Even with the deficit, there was record demand for U.S. government bonds in 2011, pushing longer-maturity Treasuries to their best performance since 1995. While Standard & Poor’s stripped the U.S. of its AAA credit rating on Aug. 5 after a protracted standoff over the debt ceiling, Treasuries due in 10 years or more returned 29 percent last year.
The yield on the current 30-year bond rose one basis point, or 0.01 percentage point, to 2.97 percent at 5 p.m. in New York yesterday, according to Bloomberg Bond Trader prices. Ten-year yields rose two basis points to 1.92 percent.
The law calls for Obama to notify Congress when the debt came within $100 billion of the current $15.194 trillion limit.

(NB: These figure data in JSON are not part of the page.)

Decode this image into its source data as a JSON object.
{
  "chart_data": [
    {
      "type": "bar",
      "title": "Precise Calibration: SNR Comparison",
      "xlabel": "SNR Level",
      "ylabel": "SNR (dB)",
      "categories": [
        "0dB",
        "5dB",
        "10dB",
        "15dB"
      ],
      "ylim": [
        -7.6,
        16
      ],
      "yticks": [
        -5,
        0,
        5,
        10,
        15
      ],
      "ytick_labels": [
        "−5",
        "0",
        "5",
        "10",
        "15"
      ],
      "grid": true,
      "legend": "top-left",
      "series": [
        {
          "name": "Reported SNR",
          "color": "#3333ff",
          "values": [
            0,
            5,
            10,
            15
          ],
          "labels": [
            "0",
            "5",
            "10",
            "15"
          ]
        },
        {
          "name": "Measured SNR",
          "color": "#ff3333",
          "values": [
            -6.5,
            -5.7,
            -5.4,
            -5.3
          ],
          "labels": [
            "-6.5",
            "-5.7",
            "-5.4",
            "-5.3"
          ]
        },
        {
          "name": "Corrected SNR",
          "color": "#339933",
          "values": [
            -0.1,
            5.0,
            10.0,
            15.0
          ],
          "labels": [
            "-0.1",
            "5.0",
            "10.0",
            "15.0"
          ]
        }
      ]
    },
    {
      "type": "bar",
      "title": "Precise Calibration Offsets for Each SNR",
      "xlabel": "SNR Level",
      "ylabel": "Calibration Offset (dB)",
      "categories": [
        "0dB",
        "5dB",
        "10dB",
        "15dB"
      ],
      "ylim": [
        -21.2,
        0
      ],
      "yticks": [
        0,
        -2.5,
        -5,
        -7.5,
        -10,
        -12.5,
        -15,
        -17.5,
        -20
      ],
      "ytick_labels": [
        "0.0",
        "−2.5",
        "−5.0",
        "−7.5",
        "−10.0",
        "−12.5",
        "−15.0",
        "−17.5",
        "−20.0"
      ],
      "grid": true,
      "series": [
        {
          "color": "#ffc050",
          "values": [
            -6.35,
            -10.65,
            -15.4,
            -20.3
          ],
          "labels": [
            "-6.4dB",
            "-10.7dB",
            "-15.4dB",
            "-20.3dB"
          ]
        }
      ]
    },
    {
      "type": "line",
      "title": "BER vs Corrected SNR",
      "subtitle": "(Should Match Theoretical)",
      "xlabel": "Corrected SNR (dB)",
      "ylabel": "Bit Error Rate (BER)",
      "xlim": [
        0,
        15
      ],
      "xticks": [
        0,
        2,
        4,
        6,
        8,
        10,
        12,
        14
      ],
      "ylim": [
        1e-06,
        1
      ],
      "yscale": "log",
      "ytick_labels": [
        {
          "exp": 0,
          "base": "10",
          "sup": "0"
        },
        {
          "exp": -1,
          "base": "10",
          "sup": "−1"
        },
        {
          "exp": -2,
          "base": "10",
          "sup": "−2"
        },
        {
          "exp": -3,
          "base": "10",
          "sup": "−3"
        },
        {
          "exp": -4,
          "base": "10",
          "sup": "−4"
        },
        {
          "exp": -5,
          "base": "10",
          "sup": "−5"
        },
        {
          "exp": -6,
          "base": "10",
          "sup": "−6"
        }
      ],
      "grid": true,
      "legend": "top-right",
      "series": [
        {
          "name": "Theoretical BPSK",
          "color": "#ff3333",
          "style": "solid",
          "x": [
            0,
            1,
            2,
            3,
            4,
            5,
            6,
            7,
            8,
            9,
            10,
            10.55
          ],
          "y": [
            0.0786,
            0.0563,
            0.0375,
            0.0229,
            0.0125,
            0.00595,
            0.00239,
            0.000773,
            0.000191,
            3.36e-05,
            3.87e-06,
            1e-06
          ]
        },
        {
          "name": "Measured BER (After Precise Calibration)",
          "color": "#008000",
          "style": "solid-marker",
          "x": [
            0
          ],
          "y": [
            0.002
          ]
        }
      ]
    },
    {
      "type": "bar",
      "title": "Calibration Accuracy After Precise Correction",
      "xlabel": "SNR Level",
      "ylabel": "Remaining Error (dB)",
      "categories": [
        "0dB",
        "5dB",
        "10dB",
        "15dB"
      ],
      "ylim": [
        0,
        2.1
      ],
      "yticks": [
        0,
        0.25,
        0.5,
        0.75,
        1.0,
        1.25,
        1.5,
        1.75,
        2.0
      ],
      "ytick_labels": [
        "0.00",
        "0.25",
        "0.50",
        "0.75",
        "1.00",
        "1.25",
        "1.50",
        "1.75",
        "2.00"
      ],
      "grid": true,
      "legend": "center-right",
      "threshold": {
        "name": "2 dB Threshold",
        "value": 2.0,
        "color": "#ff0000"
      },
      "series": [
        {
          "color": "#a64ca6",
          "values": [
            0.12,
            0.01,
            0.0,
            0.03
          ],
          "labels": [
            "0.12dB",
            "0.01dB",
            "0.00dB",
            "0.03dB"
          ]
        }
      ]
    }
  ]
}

While the threshold was reached Dec. 30, when the president was in Hawaii and Congress was on holiday break, Obama agreed to a request from congressional leaders to delay the debt notification, ensuring the deadline for congressional action didn’t lapse before lawmakers returned to Washington.
The debt ceiling increase is to meet commitments already made by the government. The Treasury Department has been relying on accounting maneuvers, similar to the ones employed during the year’s earlier dispute, to ensure that the previous $15.194 trillion limit wasn’t breached.
Since the budget law was approved, the debt limit has been raised twice, by a total of $900 billion. In the latest request, the limit would rise to $16.394 trillion, which the Treasury Department estimates will fund the government until late 2012.
In the last certification vote, the Republican-controlled House passed a resolution of disapproval, while the Senate didn’t.